Dass das sehr laut und heiß wird und der Turbo Takt nicht gehalten werden kann, steht eigentlich überall. Vllt. mal an die eigene Nase fassen.

Du kannst jetzt 
den Kühler selber wechseln.
die Karte einschicken und hoffen, dass es bei dir ein Montagefehler ist und die nächste nicht ganz so schlimm ist.
die Karte zurückschicken. (2 wöchiges Rückgaberecht) Dann kaufst du dir z.B die hier: 290 Tri-X

Auf einen wechsel durch Sapphire auf eine 290X Tri-X OC *ohne *einen Aufpreis zu zahlen brauchst du nicht zu hoffen. 
Wieso sollten sie das auch tun?
Da könnte ja jeder kommen, sich denken: "Ich kauf die allerbilligste 290x mit der allerschlechtesten Kühlung. Dann pöbel ich wegen der Lautstärke etwas rum und bekomm das Topmodell mit besserem Kühler usw. zum Preis des Billigteiles."
Evtl. machen sie es wenn du ihnen die Differenz bezahlst.


----------



## facehugger (13. April 2014)

*AW: R9 290X wird zu heiß, Absturz bzw. low fps*



john201050 schrieb:


> Evtl. machen sie es wenn du ihnen die Differenz bezahlst.

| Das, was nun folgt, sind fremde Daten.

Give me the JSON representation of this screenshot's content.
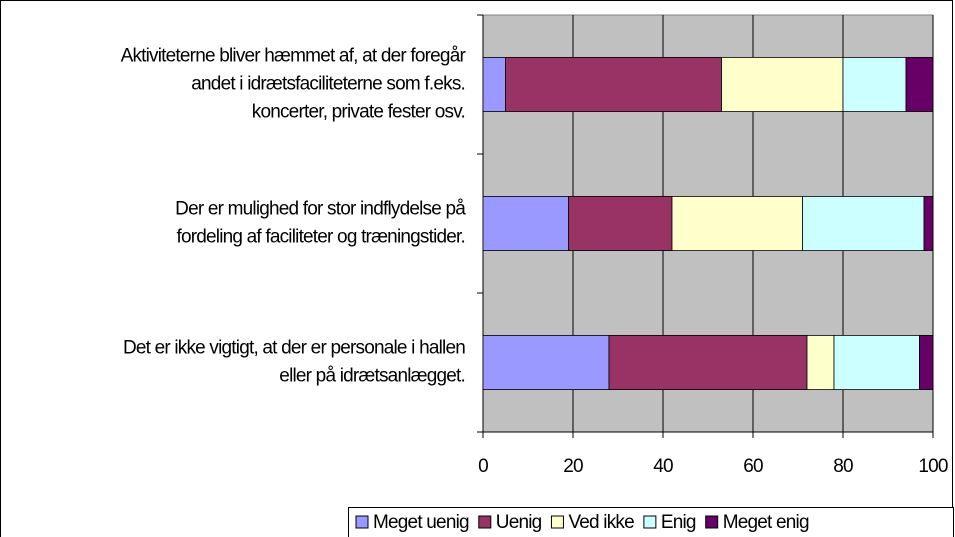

Wär *vielleicht* eine Möglichkeit. Und dabei nicht vergessen: wer höflich bleibt, kommt weiter im Leben. Bei allem Verständnis für den aktuellen Ärger. Daher Blutdruck runterfahren und nett nachfragen...

Gruß


----------



## suddali (13. April 2014)

*AW: R9 290X wird zu heiß, Absturz bzw. low fps*



Chinaquads schrieb:


> hält die Karte die Garantierte MHZ Zahl vom Core oder taktet sie noch darunter? Sollte das der Fall sein ( die Karte läuft nicht mit dem von AMD garantierten Takt ) DANN ist es ein Fall für eine RMA!
> 
> Sofern die Karte innerhalb ihrer Spezifikationen läuft, kannst du nur auf das Wohlwollen von Alternate hoffen ( wobei ich kaum Glaube, das Alternate die Karte prüft, sondern nur zum Hersteller weiterleitet ), das sie dir die Karte austauschen.
> 
> ...


 
Finde gerade nichts zum Garantietakt, aber sie geht auf knapp 800 runter... und das ist defintiv zu viel


----------



## suddali (13. April 2014)

*AW: R9 290X wird zu heiß, Absturz bzw. low fps*

Danke Euch Leute, die letzten Antworten sind super, wie ich ich es in einem Forum gewohnt bin, werde auf euch hören, bzw. als aller Erstes Montag mal bei Alternate anrufen... und wegen RMA fragen, vill. meldet sich hier ja auch noch ein Mitarbeiter, der vielleicht ein kleines Statement abliefert.. 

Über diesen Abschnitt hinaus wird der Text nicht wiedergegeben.